Quand Allende écrit : "La bienfaisance d'hier est l'assistance sociale d'aujourd'hui; la nécessité collective a assujetti la bonté personnelle", il ne manifeste pas un esprit conservateur. Il rejette au contraire toutes les valeurs traditionnelles de charité, de compassion, que la gauche répudie volontiers sous le nom de "paternalisme" ou qu'elle qualifie "d'opium du peuple". Les valeurs spirituelles sont remplacées par un utilitarisme glacé.

Les idées matérialistes et positivistes du XIXe siècle n'ont pas été développées par la droite, mais par la gauche.
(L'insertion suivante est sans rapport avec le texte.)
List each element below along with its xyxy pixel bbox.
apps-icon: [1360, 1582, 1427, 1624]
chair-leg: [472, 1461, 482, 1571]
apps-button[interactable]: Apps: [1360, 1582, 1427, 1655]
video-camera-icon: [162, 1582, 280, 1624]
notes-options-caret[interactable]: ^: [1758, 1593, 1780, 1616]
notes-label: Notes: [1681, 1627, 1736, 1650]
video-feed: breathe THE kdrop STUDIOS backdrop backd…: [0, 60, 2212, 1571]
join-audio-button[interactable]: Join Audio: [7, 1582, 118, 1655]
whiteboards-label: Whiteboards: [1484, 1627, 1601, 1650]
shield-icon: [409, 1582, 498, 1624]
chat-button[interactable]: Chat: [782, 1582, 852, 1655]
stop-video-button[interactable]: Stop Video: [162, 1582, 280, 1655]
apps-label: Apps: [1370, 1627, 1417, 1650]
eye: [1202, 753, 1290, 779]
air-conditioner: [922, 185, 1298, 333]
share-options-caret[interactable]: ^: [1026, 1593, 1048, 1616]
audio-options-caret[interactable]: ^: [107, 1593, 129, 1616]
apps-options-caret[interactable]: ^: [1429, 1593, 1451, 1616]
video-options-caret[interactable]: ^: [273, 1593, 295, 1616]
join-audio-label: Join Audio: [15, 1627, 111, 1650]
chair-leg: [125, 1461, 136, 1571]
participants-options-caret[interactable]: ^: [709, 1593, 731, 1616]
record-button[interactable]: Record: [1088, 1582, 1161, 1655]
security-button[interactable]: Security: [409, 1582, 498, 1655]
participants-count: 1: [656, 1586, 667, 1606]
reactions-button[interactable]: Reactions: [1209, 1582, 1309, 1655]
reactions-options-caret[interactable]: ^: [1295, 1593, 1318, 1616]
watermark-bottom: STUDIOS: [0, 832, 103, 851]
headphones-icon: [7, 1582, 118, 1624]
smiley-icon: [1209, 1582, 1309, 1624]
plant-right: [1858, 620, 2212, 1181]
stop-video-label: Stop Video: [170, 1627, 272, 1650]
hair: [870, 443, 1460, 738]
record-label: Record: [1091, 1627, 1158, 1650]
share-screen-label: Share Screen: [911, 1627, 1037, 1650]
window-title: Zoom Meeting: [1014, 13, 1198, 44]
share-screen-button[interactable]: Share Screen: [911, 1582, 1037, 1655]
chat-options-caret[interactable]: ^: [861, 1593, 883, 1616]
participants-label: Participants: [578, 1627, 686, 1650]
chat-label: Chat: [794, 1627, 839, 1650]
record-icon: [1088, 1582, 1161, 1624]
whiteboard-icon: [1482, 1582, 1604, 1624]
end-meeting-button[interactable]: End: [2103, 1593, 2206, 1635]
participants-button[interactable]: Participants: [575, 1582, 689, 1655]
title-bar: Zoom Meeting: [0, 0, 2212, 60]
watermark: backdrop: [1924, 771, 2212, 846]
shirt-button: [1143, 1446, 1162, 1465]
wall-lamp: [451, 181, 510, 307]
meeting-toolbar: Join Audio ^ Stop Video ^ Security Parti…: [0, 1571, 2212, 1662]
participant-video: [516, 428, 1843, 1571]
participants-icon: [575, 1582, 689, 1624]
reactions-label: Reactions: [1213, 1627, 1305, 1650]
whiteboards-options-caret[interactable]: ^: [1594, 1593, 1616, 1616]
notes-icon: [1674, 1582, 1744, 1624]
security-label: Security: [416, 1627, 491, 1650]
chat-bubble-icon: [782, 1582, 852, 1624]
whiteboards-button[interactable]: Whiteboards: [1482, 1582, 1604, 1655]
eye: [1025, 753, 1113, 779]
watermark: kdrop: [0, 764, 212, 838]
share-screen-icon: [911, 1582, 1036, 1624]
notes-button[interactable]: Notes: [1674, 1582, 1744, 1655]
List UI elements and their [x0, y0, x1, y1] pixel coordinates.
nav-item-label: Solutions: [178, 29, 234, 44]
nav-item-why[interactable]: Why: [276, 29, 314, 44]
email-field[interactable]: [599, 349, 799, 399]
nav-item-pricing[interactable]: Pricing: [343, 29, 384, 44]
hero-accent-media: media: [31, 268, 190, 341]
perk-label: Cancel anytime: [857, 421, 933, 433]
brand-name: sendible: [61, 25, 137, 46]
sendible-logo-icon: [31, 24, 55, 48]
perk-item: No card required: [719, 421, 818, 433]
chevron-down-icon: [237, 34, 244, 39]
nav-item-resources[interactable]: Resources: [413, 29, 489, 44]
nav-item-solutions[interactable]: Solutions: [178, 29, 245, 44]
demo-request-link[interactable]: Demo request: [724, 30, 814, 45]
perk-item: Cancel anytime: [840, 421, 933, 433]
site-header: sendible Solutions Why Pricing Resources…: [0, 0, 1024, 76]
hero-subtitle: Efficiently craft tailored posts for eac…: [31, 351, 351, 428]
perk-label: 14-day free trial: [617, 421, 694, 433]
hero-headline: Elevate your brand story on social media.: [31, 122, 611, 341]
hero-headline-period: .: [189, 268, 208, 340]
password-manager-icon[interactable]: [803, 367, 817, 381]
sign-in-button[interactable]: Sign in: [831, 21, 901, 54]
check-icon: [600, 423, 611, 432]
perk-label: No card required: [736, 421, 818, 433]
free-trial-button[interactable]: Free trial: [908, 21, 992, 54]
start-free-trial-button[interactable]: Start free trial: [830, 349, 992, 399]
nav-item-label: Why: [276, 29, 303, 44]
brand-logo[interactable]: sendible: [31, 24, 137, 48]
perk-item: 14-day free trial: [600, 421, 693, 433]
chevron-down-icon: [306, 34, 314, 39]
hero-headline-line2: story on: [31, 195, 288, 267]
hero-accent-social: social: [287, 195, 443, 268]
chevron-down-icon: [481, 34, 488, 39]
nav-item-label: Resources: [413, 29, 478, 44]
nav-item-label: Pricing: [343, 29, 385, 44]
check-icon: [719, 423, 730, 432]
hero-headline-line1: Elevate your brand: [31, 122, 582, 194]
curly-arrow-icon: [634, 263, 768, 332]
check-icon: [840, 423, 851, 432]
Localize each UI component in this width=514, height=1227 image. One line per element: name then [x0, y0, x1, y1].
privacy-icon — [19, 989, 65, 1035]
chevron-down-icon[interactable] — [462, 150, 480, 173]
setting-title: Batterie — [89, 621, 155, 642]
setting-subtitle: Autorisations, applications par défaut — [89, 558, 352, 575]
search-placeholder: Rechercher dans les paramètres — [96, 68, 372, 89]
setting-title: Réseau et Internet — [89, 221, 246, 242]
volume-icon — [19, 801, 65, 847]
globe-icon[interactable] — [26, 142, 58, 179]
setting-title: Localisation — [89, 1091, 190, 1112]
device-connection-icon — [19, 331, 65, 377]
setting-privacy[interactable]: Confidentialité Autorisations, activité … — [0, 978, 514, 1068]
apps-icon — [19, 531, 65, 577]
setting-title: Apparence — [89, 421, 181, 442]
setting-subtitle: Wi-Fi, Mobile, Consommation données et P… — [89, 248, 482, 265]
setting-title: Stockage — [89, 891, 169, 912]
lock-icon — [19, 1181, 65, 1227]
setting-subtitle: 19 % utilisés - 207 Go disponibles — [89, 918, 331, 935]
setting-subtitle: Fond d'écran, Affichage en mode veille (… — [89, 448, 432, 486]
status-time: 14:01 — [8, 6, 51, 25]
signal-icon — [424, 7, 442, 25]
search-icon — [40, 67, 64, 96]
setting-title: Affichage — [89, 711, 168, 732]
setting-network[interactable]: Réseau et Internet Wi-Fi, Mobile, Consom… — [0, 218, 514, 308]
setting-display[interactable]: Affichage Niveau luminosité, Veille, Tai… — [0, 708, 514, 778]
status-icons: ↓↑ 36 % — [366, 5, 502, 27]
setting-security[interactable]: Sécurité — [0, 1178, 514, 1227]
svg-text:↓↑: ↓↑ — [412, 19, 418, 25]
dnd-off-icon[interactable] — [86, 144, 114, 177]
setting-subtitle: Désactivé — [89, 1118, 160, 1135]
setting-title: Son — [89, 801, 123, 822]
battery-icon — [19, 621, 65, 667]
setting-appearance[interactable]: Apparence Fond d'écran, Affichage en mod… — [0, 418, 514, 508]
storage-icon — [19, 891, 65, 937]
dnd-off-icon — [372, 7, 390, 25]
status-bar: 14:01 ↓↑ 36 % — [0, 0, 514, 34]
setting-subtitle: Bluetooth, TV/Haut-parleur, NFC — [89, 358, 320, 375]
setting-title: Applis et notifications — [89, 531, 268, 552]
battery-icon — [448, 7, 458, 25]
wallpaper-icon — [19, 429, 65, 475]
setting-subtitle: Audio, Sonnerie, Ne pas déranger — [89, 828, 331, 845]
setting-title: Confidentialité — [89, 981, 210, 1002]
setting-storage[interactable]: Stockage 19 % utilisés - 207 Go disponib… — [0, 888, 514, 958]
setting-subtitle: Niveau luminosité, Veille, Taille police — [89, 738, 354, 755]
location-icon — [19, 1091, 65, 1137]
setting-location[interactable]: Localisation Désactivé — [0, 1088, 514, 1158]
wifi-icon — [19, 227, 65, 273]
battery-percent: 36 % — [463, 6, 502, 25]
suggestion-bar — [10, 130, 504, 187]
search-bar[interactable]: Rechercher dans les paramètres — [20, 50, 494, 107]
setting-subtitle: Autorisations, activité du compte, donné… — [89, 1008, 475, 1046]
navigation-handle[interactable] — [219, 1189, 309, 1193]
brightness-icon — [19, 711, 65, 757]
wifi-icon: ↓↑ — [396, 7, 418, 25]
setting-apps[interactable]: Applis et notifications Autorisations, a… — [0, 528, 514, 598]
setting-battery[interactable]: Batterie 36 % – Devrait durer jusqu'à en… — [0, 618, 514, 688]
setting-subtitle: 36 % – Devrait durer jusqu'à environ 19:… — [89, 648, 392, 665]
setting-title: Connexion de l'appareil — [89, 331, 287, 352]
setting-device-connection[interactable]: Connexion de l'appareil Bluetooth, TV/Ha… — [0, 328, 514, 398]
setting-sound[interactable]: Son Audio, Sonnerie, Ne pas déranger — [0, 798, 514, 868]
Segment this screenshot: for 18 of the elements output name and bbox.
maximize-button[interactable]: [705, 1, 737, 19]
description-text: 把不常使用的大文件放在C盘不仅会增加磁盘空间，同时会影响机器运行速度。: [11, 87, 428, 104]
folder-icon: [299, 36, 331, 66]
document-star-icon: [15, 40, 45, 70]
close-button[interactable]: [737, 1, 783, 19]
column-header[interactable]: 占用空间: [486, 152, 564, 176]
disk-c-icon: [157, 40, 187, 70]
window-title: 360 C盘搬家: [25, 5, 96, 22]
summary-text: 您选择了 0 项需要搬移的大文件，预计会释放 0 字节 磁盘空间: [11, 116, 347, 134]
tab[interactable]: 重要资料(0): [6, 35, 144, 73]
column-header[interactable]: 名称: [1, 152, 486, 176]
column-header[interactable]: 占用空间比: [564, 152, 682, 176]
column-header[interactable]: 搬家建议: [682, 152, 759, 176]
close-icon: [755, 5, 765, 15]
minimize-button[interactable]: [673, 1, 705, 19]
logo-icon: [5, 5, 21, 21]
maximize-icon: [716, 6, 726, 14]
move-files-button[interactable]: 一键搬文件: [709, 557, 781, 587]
Ce matérialisme donne aux phénomènes moraux, sociaux ou spirituels des causes matérielles. Pour Marx, ce seront des causes économiques ; pour Freud, des causes sexuelles. Les causes de la criminalité, Allende les cherche dans la physiologie, et donc, finalement, dans la race. S'il se rapproche ainsi du national-socialisme, ce n'est pas par la voie du nationalisme, mais par celle du socialisme.

Ce n'est pas une "dérive droitière" qui a conduit Allende au racisme, à l'antisémitisme ; ces idées ont été chez lui les conséquences des idéologies "progressistes". L'auteur met en parallèle l'eugénisme d'Allende et celui de l'Allemagne nationale-socialiste. Mais doit-on rappeler qu'aujourd'hui, en France, l'avortement "thérapeutique" est autorisé sans limite de date, autrement dit, jusqu'au neuvième mois de grossesse ?

Comprendre enfin l'histoire

La conclusion du livre mérite d'être citée en grande partie tant elle met le doigt sur un point essentiel, constamment occulté, qui rend presque impossible la compréhension de l'histoire du XX" siècle. Après avoir observé que "beaucoup opteront pour le silence et l'oubli", V. Farias écrit : "D'autres verront ici l'expression des analogies patentes entre socialisme et national-socialisme, entre communisme et fascisme, unis non seulement par un naturalisme biologique radical, mais aussi par leurs méthodes criminelles."

Victor Farias, "Allende, la face cachée : antisémitisme et eugénisme", Grancher, 250 p. 20,50 €.